If you are interested in contributing to GLI, your contributions will likely fall into one of the following three categories:

  1. You want to contribute a new dataset/task.

  2. You want to implement a new feature.

  3. You want to fix a bug.

Developing GLI

To develop GLI on your machine, here are some tips:

  1. Clone a copy of GLI from source:

    git clone https://github.com/Graph-Learning-Benchmarks/gli.git
    cd gli
    
  2. If you already cloned GLI from source, update it:

    git pull
    
  3. Install GLI with full dependencies:

    pip install -e ".[test,full]"
    

    This mode will symlink the Python files from the current local source tree into the Python install. Hence, if you modify a Python file, you do not need to reinstall GLI again.

  4. Run an example:

    python3 example.py
    

    This script will load the NodeClassification task on cora dataset.

  5. Ensure your installation is correct by running the entire test suite with

    make pytest
    

Contributing A New Dataset

Here is a checklist for a new dataset. Please open a pull request that contains a directory in following format:

datasets/<name>
├── <name>.ipynb/<name>.py
├── README.md
├── LICENSE
├── metadata.json
├── task_<task_type>.json
├── ...  # There might be multiple task configurations.
└── urls.json

where <name> is the dataset name and <task_type> is one of the given tasks defined in GLI Task Format.

  • <name>.ipynb/<name>.py: A Jupyter Notebook or Python script that converts the original dataset into GLI format.

  • README.md: A document that contains the necessary information about the dataset and task(s), including description, citation(s), available task(s), and extra required packages for <name>.ipynb/<name>.py.

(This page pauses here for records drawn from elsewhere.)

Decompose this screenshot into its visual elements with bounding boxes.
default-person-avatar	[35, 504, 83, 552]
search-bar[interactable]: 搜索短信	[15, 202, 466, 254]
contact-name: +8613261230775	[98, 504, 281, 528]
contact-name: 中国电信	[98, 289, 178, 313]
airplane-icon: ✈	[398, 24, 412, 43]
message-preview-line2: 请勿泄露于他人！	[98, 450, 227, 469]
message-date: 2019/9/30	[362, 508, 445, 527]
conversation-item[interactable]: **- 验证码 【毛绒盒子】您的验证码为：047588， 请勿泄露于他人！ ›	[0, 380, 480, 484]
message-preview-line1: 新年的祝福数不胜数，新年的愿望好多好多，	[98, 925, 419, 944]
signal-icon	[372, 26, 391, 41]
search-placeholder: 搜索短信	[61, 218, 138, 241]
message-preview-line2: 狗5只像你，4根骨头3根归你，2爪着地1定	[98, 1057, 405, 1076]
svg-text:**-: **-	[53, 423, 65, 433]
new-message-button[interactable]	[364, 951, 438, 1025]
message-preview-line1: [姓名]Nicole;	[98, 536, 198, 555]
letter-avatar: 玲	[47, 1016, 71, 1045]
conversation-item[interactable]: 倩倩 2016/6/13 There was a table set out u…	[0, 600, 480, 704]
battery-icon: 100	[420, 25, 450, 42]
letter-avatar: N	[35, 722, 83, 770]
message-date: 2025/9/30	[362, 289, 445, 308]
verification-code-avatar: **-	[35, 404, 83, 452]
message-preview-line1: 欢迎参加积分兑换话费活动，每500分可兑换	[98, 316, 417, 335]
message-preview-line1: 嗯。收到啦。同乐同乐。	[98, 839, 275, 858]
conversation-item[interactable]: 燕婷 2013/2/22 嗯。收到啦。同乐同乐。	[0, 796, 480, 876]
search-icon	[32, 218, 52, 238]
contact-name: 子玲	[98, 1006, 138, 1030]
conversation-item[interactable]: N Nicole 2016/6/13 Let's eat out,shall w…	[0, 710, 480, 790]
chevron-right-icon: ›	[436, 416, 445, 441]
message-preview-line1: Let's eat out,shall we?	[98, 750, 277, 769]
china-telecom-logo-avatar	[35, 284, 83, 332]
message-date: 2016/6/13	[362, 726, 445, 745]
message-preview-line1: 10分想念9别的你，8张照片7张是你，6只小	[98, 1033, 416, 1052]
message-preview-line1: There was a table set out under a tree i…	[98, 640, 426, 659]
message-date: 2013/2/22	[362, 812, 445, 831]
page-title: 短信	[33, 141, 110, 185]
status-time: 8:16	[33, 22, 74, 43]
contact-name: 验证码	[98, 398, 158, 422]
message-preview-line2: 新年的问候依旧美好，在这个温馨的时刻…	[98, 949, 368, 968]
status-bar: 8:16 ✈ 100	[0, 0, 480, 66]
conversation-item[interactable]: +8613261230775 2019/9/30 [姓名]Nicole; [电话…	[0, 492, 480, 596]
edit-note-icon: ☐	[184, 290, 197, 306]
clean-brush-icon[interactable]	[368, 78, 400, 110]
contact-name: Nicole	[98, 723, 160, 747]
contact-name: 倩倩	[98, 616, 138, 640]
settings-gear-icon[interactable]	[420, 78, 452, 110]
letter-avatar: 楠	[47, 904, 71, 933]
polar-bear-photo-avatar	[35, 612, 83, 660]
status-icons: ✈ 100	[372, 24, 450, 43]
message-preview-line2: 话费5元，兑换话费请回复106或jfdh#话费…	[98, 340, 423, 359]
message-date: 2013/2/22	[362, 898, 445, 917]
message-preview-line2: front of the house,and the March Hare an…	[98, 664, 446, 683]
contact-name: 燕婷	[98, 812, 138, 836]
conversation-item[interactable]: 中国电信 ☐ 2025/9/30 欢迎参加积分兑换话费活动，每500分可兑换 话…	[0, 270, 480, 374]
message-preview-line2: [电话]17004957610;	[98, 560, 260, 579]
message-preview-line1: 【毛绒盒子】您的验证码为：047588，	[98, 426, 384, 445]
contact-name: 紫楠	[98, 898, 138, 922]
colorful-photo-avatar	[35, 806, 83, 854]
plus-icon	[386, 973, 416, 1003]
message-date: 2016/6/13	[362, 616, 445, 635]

  • LICENSE: A license file that is used by the current dataset maintainer.

  • metadata.json: A json configuration file that stores the metadata of the graph dataset. See GLI Data Format.

  • task_<task_type>.json: A task configuration file that stores an available task on the given dataset. See GLI Task Format. Contributors can define multiple tasks on the same dataset. If the task type is the same, use task_<task_type>_<id>.json to distinguish between same tasks, where <id> should be replaced by 1, 2, etc.

  • urls.json: A url configuration file that stores the downloading urls of the uploaded files.

Uploading GLI Data Files

Please upload the npz or npy files referred in metadata.json or task_<task_type>.json to dropbox and include the public download links in urls.json. Due to anonymous requirement, the link is hidden in this document for now.

Reporting Bugs

Please feel free to report a bug through Issues and/or open a pull request to implement it. Please provide a clear and concise description of what the bug was. If you are unsure about if this is a bug at all or how to fix, post about it in an issue.

Implementing New Features

Please feel free to request a new feature through Issues and/or open a pull request to implement it. In general, we accept any features as long as they fit the scope of this package. If you are unsure about this or need help on the design/implementation of your feature, post about it in an issue.